Je critique pour le plaisir. Comme si on prenait un café à l'époque en attendant les résultats du LHC sur le boson de Higgs. Lichtenberg aurait sûrement pris un cappuccino avec moi. Il se serait assis, il aurait parlé un langage extrêmement poussé sur les proportions que devraient prendre les badges d'accès à l'entrée du labo, inadaptées selon lui. J'aurais sûrement été d'accord. Il savait Lichtenberg parler aux gens. C'était un bonhomme funky et extrêmement minutieux. Par quoi on reconnaît les grands.

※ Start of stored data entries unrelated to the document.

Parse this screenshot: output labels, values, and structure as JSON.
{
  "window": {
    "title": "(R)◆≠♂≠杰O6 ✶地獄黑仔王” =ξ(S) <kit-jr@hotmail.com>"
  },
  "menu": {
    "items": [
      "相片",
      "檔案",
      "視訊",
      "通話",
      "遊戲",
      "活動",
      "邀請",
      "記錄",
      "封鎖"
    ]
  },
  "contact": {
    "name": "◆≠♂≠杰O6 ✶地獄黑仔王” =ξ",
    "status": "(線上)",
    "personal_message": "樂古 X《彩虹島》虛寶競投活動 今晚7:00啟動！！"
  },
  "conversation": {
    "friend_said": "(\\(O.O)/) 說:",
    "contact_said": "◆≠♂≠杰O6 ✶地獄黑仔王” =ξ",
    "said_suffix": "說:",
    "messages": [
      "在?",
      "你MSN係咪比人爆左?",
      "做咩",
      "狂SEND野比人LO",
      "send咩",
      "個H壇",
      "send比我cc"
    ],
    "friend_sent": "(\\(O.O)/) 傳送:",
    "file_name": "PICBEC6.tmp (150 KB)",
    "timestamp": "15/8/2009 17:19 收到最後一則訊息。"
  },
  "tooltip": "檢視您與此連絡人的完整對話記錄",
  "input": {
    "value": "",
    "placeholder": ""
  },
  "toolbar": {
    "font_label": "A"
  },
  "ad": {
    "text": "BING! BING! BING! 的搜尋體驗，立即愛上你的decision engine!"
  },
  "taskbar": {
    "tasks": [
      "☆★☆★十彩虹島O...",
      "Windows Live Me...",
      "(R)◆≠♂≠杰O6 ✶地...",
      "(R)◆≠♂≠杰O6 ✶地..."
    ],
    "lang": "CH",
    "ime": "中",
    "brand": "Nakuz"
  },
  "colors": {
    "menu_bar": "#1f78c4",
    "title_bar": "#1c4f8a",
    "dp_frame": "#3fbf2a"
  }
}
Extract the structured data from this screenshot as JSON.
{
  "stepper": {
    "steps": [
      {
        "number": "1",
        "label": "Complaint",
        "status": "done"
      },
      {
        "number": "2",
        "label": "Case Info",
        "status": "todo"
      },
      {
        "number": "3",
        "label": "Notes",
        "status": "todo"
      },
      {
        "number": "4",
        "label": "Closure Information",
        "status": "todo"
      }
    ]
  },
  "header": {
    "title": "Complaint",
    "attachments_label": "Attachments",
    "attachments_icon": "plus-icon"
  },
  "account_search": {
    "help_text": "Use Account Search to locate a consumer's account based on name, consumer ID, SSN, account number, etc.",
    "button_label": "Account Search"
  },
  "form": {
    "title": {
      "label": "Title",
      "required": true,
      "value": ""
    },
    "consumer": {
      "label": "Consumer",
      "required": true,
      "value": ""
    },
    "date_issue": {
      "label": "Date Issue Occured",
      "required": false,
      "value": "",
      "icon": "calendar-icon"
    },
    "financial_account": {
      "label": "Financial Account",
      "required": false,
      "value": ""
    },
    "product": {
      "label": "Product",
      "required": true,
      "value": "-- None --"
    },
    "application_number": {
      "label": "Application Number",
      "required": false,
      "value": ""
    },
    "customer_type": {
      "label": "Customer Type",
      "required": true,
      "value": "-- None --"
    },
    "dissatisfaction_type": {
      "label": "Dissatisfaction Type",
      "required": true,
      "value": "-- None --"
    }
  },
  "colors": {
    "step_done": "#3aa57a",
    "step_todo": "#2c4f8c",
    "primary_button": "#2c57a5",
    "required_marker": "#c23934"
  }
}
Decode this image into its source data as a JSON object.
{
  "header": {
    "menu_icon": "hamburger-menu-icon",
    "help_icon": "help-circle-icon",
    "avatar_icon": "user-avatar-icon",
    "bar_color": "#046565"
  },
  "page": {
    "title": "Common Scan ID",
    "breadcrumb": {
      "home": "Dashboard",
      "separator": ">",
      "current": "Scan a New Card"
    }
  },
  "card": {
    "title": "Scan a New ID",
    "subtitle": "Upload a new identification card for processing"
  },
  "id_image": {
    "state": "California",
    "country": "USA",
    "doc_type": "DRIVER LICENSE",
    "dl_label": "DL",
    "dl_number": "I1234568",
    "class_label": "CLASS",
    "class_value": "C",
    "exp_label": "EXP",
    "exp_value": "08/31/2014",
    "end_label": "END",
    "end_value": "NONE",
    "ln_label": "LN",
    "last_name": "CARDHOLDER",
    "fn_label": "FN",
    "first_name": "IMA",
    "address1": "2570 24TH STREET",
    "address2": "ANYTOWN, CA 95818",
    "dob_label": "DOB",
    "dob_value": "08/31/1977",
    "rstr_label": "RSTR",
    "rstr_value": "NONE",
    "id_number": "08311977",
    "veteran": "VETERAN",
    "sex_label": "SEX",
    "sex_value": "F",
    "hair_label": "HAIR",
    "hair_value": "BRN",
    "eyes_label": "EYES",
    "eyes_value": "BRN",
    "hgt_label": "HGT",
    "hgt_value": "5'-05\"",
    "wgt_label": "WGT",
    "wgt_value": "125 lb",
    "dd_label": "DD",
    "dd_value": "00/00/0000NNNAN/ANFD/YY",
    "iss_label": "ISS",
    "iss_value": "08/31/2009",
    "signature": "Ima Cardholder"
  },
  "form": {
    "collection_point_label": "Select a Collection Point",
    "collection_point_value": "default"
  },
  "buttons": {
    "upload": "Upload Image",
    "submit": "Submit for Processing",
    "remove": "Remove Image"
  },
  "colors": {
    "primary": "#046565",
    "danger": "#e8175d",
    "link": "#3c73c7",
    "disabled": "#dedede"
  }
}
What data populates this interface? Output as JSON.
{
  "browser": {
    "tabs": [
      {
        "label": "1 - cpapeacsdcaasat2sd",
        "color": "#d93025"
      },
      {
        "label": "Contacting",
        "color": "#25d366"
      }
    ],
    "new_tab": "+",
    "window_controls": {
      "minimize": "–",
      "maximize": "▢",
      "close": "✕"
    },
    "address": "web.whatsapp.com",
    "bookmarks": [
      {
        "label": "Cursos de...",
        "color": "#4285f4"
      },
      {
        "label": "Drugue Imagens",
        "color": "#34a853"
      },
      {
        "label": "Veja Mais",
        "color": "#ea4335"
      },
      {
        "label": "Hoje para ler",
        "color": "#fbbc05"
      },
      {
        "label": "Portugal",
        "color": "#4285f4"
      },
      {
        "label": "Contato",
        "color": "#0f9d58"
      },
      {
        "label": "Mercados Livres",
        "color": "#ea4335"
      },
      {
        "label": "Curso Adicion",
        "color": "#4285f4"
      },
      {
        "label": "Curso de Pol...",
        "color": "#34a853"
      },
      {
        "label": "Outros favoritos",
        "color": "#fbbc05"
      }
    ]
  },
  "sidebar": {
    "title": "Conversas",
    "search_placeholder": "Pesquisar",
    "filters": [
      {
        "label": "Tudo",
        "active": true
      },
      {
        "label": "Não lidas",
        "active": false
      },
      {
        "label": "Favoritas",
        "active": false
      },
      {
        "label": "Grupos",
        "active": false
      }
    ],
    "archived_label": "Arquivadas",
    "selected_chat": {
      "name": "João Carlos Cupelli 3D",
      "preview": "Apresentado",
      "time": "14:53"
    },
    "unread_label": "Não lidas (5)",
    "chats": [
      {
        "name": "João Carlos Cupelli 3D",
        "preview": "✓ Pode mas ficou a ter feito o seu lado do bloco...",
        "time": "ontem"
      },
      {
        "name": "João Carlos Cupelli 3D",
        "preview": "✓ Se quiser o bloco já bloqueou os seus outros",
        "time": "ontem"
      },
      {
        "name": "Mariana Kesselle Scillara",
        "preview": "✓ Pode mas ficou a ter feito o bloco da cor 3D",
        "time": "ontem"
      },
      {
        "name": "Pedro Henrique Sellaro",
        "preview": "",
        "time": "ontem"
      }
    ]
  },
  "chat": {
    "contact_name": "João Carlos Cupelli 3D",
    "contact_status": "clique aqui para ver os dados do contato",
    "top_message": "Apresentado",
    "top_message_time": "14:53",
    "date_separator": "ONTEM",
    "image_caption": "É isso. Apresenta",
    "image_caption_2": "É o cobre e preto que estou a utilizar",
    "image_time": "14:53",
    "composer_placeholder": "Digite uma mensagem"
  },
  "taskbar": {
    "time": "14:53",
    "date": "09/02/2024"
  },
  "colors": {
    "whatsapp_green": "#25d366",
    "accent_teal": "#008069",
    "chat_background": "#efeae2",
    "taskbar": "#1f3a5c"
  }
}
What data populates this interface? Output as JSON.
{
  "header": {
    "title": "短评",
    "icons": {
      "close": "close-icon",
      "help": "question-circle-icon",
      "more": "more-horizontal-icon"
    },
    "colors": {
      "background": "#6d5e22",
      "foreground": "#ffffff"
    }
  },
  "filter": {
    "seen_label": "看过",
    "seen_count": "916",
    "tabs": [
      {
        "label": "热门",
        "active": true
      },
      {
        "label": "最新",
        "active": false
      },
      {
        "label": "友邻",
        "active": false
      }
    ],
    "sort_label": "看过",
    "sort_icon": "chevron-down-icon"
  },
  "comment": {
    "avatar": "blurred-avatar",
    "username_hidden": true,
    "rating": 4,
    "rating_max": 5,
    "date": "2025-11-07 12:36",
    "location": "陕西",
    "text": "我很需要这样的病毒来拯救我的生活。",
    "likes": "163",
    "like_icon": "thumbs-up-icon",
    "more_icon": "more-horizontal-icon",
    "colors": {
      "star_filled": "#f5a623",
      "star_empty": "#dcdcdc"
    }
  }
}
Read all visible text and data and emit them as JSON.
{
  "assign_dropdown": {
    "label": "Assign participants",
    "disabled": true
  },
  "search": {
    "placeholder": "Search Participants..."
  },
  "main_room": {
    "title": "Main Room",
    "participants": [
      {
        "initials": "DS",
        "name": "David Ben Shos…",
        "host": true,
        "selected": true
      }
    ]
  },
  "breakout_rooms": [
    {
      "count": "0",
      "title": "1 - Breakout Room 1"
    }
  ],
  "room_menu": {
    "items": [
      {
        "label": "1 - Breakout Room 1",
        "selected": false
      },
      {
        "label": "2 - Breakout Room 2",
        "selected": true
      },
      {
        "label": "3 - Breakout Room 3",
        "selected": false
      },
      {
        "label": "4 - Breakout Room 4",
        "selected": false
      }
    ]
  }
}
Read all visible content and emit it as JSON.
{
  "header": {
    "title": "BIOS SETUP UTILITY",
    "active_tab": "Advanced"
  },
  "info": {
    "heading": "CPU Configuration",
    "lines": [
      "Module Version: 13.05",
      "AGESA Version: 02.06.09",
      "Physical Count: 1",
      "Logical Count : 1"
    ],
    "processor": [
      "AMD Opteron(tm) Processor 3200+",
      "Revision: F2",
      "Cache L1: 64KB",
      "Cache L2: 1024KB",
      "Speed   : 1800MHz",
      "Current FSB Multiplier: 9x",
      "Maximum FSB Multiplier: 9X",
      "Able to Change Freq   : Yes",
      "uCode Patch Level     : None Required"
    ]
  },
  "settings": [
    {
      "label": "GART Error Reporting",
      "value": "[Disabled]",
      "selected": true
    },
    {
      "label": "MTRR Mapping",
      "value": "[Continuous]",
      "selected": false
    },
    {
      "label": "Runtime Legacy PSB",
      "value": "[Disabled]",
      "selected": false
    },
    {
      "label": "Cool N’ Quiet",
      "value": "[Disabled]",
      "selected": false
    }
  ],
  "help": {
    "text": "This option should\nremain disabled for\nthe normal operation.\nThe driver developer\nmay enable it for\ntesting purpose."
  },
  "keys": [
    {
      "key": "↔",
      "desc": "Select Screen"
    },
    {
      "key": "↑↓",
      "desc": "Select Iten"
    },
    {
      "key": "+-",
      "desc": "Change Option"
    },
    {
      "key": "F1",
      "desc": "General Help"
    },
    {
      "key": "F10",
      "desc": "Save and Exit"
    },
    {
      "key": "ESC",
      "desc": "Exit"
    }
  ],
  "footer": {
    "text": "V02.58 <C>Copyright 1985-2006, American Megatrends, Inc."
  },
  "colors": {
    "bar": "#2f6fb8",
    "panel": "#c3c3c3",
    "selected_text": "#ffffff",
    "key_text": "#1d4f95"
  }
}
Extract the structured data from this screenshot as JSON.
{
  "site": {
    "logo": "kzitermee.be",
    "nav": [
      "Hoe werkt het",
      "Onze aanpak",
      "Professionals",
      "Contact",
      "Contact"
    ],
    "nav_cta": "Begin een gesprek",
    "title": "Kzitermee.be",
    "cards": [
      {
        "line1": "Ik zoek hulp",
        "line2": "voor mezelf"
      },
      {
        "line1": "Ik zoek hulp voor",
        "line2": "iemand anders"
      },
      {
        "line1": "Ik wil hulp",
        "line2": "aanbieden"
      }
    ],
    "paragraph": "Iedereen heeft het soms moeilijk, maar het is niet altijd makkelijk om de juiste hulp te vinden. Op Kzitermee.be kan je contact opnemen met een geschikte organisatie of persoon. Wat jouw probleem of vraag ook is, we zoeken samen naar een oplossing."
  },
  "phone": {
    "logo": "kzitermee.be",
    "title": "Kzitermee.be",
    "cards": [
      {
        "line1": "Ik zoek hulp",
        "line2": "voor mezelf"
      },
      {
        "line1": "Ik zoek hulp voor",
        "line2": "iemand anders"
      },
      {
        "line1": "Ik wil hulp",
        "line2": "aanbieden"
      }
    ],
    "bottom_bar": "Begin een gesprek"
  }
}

Il était l'idéal même de celui qui enseignait ce qu'il savait sans savoir ce qu'il enseignait. C'eût pu être de la physique expérimentale aussi bien que l'art de s'asseoir sur les bancs d'un amphithéâtre. N'a-t-il pas dit : " Pour mesurer tout ce qui dans le monde dépend de la présentation, il suffit de voir du café servi dans des verres à vin, ce qui en fait une boisson misérable, ou de la viande découpée à table avec des ciseaux, ou même, ce que j'ai vu une fois, du pain beurré avec un vieux rasoir, quoiqu'il fût tout à fait propre." ? Il connaissait l'intelligence souveraine. Celle qui navigue au petit-déjeuner sur une rasade de jus d'orange. Lichtenberg maîtrisait l'art du décalage, qui lui aurait fait gagner quelques millions aujourd'hui, eusse-t-il trouvé un club. Il était bon, il n'était pas beau, il était petit par la taille, grand par le talent. Il était le messie de l'ennui, le tracto-pelle des jupons, il a su la finesse du penser et regarder avec attention une réalité dont il avait seul la clé : " Il faut se demander ce qui est le plus difficile, de penser ou de ne pas penser. L'homme pense par instinct et tout le monde sait à quel point il est difficile de réprimer un instinct. Les petits esprits ne méritent donc vraiment pas le mépris dont on se met à les accabler un peu partout."
Lichtenberg a déjoué notre lourdeur qui naît au fond d'un boson.